Doit-on se désoler des nouvelles constructions à Montréal?

L'auteur explique qu'«à la fin des années 1980, le centre-ville de Montréal ressemblait à un gruyère tant il y avait de terrains vacants, et son occupation du sol quasi monofonctionnelle comprenait moins de résidents au pied carré qu’une banlieue comme Lorraine sur la Rive-Nord».
Photo: Getty Images L'auteur explique qu'«à la fin des années 1980, le centre-ville de Montréal ressemblait à un gruyère tant il y avait de terrains vacants, et son occupation du sol quasi monofonctionnelle comprenait moins de résidents au pied carré qu’une banlieue comme Lorraine sur la Rive-Nord».

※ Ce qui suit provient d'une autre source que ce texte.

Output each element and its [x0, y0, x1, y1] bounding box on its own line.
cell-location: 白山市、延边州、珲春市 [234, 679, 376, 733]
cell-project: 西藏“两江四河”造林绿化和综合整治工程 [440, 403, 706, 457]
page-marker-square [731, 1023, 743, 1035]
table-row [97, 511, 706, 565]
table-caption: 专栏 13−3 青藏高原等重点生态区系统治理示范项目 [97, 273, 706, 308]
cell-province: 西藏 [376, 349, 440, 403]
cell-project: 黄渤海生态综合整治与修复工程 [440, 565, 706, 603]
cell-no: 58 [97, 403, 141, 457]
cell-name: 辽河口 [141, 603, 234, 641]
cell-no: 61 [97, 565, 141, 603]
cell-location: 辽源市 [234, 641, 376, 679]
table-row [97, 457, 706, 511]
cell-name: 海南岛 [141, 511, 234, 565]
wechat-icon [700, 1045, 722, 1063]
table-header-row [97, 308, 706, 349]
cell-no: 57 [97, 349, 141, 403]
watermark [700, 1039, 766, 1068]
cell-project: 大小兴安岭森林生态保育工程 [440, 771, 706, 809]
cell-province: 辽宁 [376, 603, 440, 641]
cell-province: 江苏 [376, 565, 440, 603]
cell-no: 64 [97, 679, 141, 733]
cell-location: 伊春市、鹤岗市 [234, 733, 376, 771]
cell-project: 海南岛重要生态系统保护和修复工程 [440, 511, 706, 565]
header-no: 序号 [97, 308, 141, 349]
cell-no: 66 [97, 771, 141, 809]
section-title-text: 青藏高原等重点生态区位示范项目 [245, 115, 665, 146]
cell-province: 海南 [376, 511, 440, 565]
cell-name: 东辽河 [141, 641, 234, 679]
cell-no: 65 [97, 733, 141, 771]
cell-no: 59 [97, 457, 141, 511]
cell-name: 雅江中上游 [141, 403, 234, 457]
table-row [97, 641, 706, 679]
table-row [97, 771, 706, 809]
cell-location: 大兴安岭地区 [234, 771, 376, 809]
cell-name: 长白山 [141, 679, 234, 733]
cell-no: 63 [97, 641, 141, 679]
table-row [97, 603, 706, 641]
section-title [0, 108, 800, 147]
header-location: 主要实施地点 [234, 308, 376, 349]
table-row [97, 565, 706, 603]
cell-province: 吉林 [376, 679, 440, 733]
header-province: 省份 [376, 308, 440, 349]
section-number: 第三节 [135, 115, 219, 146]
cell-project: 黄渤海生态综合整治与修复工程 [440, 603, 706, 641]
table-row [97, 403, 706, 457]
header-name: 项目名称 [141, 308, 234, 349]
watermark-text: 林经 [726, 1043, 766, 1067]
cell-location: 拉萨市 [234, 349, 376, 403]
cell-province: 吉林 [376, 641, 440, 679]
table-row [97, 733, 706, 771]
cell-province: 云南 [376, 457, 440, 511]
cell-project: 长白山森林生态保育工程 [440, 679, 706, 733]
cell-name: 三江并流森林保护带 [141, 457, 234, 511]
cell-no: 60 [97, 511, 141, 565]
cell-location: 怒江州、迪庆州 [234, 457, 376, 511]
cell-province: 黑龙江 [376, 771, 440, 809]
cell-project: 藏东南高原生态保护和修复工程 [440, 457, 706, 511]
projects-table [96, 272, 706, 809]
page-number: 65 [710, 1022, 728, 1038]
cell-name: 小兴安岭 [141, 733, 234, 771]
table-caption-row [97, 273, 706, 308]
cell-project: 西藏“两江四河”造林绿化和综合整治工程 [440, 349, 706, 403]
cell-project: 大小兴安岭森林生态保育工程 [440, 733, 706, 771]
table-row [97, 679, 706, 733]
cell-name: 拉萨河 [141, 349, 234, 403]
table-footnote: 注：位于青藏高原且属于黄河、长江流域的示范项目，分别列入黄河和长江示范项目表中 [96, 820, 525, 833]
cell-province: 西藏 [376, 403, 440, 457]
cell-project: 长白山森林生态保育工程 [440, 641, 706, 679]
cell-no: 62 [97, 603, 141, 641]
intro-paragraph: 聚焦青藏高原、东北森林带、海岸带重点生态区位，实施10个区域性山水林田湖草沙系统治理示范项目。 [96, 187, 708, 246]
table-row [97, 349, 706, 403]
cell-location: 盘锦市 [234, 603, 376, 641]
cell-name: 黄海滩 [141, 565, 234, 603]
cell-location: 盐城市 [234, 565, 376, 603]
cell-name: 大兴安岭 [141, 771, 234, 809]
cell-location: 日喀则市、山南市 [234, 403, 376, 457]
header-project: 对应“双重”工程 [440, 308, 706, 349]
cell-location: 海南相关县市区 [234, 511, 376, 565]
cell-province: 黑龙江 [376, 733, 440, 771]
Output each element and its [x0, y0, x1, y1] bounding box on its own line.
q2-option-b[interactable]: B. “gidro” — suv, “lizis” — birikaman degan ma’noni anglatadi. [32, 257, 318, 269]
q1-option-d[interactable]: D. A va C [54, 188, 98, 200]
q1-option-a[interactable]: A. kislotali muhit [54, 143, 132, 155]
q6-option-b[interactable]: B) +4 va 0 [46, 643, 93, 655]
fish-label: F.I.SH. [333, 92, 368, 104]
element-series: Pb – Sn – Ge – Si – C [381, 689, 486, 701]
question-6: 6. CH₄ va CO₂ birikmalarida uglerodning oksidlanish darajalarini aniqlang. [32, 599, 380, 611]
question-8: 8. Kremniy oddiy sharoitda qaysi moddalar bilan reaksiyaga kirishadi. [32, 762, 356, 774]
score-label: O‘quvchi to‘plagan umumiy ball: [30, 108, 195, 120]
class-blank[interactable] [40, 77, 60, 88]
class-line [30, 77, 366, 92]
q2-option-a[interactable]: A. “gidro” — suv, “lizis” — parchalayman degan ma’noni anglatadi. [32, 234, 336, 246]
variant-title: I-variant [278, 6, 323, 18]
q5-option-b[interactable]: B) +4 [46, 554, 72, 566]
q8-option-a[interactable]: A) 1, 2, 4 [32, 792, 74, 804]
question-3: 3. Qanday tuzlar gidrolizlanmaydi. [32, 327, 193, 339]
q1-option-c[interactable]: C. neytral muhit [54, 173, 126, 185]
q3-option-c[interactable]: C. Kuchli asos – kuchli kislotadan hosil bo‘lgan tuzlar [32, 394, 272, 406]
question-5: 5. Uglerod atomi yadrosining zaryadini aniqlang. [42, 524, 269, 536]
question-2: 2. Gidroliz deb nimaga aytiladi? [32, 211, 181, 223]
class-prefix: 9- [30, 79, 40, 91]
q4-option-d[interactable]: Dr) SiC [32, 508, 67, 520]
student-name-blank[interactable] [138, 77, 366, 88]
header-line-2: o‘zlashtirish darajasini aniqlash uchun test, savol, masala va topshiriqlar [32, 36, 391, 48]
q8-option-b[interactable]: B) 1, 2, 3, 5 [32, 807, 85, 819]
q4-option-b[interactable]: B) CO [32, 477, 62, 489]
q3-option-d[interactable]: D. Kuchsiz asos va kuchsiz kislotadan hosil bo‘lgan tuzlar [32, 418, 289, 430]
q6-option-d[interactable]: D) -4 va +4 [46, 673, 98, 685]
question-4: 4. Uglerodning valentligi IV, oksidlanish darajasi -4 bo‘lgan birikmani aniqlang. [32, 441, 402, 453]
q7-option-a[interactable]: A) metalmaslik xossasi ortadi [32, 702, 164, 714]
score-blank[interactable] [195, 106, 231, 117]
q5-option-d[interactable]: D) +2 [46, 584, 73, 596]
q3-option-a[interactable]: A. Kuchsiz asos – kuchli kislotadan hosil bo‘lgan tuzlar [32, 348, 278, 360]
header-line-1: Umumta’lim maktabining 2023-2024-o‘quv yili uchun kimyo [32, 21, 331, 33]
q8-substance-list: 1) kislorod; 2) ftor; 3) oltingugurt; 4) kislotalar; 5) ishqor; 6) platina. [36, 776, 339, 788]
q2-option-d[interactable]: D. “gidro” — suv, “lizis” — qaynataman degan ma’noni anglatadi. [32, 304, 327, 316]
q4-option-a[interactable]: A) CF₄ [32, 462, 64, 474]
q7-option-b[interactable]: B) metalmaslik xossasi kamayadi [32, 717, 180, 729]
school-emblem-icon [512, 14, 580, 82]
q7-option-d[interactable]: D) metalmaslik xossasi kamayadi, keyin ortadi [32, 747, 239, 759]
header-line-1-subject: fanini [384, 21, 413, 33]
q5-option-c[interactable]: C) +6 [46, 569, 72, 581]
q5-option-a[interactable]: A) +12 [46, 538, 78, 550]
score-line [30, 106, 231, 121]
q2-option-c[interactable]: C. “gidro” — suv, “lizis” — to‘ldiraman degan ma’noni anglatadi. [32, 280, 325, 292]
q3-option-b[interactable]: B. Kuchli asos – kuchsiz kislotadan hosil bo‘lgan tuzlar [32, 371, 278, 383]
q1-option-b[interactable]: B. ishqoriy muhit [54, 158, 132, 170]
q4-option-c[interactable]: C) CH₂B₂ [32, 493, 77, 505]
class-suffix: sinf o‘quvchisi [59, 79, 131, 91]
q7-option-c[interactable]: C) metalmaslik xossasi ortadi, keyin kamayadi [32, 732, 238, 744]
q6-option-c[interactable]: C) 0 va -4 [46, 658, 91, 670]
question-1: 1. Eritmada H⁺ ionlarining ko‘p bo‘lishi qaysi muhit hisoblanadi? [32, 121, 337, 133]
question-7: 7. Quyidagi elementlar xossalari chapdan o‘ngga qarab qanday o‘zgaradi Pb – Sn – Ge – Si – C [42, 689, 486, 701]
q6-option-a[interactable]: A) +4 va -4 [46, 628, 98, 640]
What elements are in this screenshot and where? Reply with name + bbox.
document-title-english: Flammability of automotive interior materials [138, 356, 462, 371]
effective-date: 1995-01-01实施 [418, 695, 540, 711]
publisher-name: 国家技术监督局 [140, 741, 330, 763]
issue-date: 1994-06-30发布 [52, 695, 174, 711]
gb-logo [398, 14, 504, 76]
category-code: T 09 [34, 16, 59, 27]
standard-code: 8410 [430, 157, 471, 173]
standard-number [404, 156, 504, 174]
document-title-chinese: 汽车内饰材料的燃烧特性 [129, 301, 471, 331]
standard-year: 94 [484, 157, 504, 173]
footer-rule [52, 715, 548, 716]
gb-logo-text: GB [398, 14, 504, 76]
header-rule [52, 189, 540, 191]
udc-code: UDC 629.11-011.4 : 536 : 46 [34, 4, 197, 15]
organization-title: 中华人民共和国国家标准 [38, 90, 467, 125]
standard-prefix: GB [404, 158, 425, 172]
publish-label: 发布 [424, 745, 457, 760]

Depuis une bonne dizaine d’années, on entend assez régulièrement des lamentations concernant les nouvelles constructions qui contribuent à la relative et récente prospérité du centre-ville de Montréal. Je ne suis pas un savant universitaire, politicien ou un critique de l’architecture, mais à titre d’urbaniste et d’ex-fonctionnaire ayant participé étroitement à l’encadrement des projets immobiliers du centre-ville depuis Jean Doré jusqu’à Valérie Plante, je m’interroge beaucoup sur la bonne foi de ces critiques acerbes.

À la fin des années 1980, le centre-ville de Montréal ressemblait à un gruyère tant il y avait de terrains vacants, et son occupation du sol quasi monofonctionnelle comprenait moins de résidents au pied carré qu’une banlieue comme Lorraine sur la Rive-Nord. C’est dans ce contexte, et en vue de revaloriser le cœur économique et culturel du Québec, que l’administration Doré adoptait, en 1990, le Plan directeur de l’arrondissement Ville-Marie, inséré deux ans plus tard dans le premier plan d’urbanisme de Montréal.

Malheureusement et pour diverses raisons étrangères à ce plan, durant la décennie suivante, il n’y a pratiquement eu aucun développement au centre-ville, à l’exception de quelques projets publics ou financés par l’État. Les promoteurs privés n’ont commencé à s’intéresser au centre-ville qu’à partir des années 2000.

Changements de son temps

 

Par exemple, entre 2008 et 2021, uniquement dans l’arrondissement de Ville-Marie, on a observé des investissements privés de plus de 32 milliards de dollars (en coûts de construction) et l’ajout d’à peu près 33 000 logements ! Ainsi, ce boom immobilier, que plusieurs critiques ont décrié, correspond pourtant, malgré une quinzaine d’années de retard, assez précisément à la réalisation des objectifs et orientations du plan directeur de 1990.

Fait à noter, les promoteurs de ce rattrapage sont principalement d’ici et non, comme dans les années 1960 et 1970, des investisseurs étrangers insensibles à la qualité architecturale d’une ville qu’ils ne connaissaient même pas, comme l’a démontré Henri Aubin dans son livre Les vrais propriétaires de Montréal, publié en 1977. De la même façon, ces récentes constructions sont pratiquement toutes conçues par une nouvelle et talentueuse génération d’architectes bien d’ici, dont nous devrions être fiers.

Malheureusement, on apprécie rarement les changements de son temps. Au début du siècle dernier, les diatribes vitrioliques étaient courantes au sujet du traitement des façades décoratives des nouveaux plex de Montréal, qui étaient perçues comme une ridicule surenchère ornementale. Nos critiques en herbe étaient particulièrement féroces à l’égard des « honteux » escaliers extérieurs, lesquels sont pourtant considérés aujourd’hui comme une des principales caractéristiques identitaires de plusieurs quartiers anciens de Montréal.

Je n’ai aucun doute sur le fait que la plupart des nouveaux édifices du centre-ville seront bénis des censeurs de demain, mais, pour l’instant, ceux d’aujourd’hui n’y voient qu’une forêt de tours à la « new-yorkaise » ou une muraille qui bloque la vue du fleuve depuis un point donné du mont Royal.